Eso te iba a preguntar, ¿cómo lo vives ahora como estrella?

A mí me encanta. Ahora, viene la gente a verme a mí. Es un poco raro, pero está muy bien. Aunque ahora ya no es como antes, claro. Ahora ya vas a lo que te pidan hacer con la peli, pero no te puedes quedar a ver nada. Sin embargo, en San Sebastián, el año de La trinchera infinita sí pude hacerlo: nos fuimos al Festival a presentar la peli y luego me alquilé un apartamento con una amiga y nos tiramos ahí toda la semana como espectadoras. Es precioso si vas a un festival con una peli, pero es más divertido si vas del otro lado.

Pocas ciudades han hecho de la cultura su bandera como Málaga. ¿Lo notabas en ese principio de siglo?

Sí, claro, porque, además, entonces en la ESAD era una época de intentar ver todo, de querer saber, de querer ir a todas las películas, poder irte al Museo Picasso… Lo que el cuerpo te pidiera. Picasso, por ejemplo, a mí me alegraba, había algo de comedia en según qué obras de él. En Málaga, la gente consume muchísima cultura, de verdad. Yo voy este sábado a un concierto y es un planazo. A lo mejor, si ese concierto es en Madrid, ni me entero. Al ser una ciudad más pequeña, todo es más importante y llama más la atención.
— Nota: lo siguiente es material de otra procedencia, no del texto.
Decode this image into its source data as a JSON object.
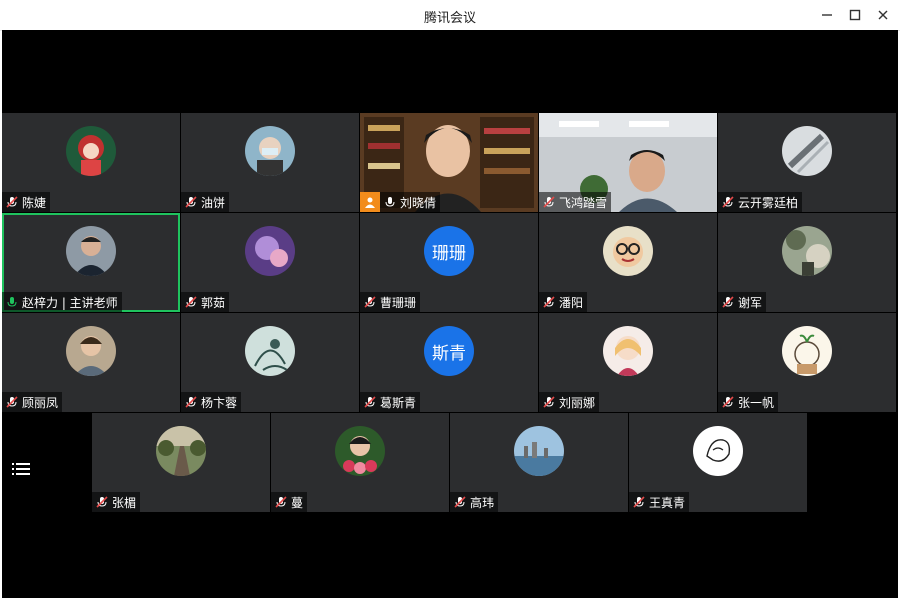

Hay una muy buena oferta cultural, y no solo en Málaga ciudad, también en los pueblos y las ciudades de alrededor. Yo he visto a Paco de Lucía en la cueva de Nerja…

Belén Cuesta

¿En qué momento te das cuenta de que tienes que irte a Madrid?

Bueno, cuando acabo en la Escuela, llega ese momento de: «Ahora, ¿adónde voy?», porque decíamos que en Málaga hay mucha oferta cultural, pero, al menos entonces, producciones no había tantas. Ahí se me plantea la duda de ir a Barcelona o a Madrid. En Barcelona se hacía muy buen teatro, sobre todo, pero, por cuestiones personales, porque tenía familia aquí, decidí venirme a Madrid. Además, ya tenía a mis repres, que son los mismos que ahora y estaban aquí.

La gran lucha por el repre, un clásico en todo actor o actriz que empieza.

Claro, porque cuando estás empezando, ¿quién te convoca si no para hacer una prueba? ¿Quién te propone? Es complicado…

¿Recuerdas cuál fue tu primer casting en la capital?

Lo que me viene a la cabeza es mi primer casting, pero en Málaga. Era para un anuncio, y nos apuntamos de extras mi hermano y yo. Era algo como mexicano, no sé [risas]. En Madrid, me acuerdo de que lo pasé fatal porque ni siquiera había acabado de mudarme. Estaba en casa de una prima, y vine con mi pequeño currículum, con las cosas que había hecho de teatro, y la dirección que tenía puesta era la de Los Boliches. Me dijeron que tenía que cambiar eso porque parecía «pueblerino», y me dolió muchísimo. Recuerdo salir pensando: «Me han dicho pueblerina, casi, en la cara».

¡Sin el casi! 

Claro, ¿y esta gente? Qué desprecio, ¿no? Fue cómo: hostia, qué duro, colega… Y ni me acuerdo ya de para qué era.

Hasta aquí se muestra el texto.